Rules to avoid common extended inline assembly mistakes

59
15
ingve
21 hours ago
nullprogram.com

wyldfire
·
13 hours ago
·
[ - ]

> Because it’s so treacherous, the first rule is to avoid it if at all possible. Modern compilers are loaded with intrinsics and built-ins that replace nearly all the old inline assembly use cases.

If you take away anything from this article, it should be at least this. Intrinsics/builtins should be your first approach. Only use inline assembly if you can't express what you need using intrinsics.

bjackman
·
5 hours ago
·
[ - ]

I have a fun exception to this!

When writing BPF programs, sometimes it's tricky to get the compiler to generate code that passes the verifier. This can lead you down a path of writing bizarre C in order to try and produce the right order of checks and register allocations.

So, use inline asm!

It's not portable any more... But it's a BPF program! There's nothing to port it to.

It's less readable... Wait no, it's _more_ readable because BPF asm has good syntax and you can avoid the bizarre C backflips to satisfy the verifier.

It's unsafe... Wait no, it's checked for safety at load time!

ryandrake
·
2 hours ago
·
[ - ]

For the curious, BPF in this case might mean Berkeley Packet Filter[1]. Not sure. Kind of an obscure acronym but Google search seems to have a consensus.

1: https://en.wikipedia.org/wiki/Berkeley_Packet_Filter

wyldfire
·
2 hours ago
·
[ - ]

It does. These days, it's probably eBPF and a popular target is the linux kernel [1].

You can write C hooks for tracing and profiling, etc. - with inline asm!

[1] https://docs.kernel.org/bpf/

·
2 hours ago
·
[ - ]

fuhsnn
·
10 hours ago
·
[ - ]

One of my earliest surprises is: input-only and output-only may be mapped to the same register, and explicitly mapping one of them will not prevent this: https://godbolt.org/z/bo3r749Ge

tom_
·
14 hours ago
·
[ - ]

It's always been a mystery to me why people put up with this stuff. Adding strings to the assembler output is fine if you want to assemble some unsupported instruction, and a useful getout clause. But as the only option, it sucks, and it's no fun if you want to insert more than 1 instruction.

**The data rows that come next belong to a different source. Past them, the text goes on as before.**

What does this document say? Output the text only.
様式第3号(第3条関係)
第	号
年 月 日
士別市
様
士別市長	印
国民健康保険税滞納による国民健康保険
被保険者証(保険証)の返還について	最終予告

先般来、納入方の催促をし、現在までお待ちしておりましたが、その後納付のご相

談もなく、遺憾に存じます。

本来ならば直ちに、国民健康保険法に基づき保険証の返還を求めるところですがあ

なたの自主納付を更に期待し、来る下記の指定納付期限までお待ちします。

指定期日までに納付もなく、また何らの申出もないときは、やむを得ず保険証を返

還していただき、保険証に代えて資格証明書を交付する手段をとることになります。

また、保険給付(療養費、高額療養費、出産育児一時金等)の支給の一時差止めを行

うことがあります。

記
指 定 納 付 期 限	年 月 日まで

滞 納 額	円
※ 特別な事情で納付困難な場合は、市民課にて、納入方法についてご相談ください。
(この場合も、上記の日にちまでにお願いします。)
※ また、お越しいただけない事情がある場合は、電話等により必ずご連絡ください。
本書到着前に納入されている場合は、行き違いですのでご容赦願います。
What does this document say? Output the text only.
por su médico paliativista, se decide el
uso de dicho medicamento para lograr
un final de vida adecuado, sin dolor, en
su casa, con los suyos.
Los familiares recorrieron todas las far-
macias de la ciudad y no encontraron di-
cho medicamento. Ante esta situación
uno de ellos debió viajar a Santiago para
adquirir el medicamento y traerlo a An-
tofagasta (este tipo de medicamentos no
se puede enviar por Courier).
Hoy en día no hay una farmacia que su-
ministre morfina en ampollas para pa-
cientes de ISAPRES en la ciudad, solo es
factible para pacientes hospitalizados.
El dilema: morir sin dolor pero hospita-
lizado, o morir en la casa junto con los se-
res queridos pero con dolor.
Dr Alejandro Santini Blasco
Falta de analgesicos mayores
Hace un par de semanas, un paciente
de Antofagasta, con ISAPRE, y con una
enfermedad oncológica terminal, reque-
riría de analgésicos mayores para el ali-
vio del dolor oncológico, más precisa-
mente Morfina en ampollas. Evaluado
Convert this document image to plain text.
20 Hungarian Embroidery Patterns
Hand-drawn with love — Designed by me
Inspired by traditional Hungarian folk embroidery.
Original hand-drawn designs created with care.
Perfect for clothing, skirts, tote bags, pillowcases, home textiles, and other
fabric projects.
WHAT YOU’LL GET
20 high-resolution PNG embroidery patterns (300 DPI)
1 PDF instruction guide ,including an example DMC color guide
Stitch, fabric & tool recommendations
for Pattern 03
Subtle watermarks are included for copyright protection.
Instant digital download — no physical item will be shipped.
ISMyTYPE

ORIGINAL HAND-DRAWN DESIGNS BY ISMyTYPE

I used CodeWarrior for PowerPC about 15 years ago, and its inline assembler was very easy to use. No markup required, and you didn't even have to really understand the ABI. Write a C function, add "register" to the parameters, put register variables inside the function, add an asm block inside it, then do your worst. It'd track variable liveness to allocate registers, and rearrange instructions to lengthen dependency chains. Any problems, you'd get an error. Very nice.

throwaway_1224
·
5 hours ago
·
[ - ]

+1, ^5, ditto and Amen for CodeWarrior and its inline asm. CW was way ahead of its time in terms of UX. Its C++ compiler was well above average too, particularly in terms of codegen (although all C++ compilers were effectively broken in that era.)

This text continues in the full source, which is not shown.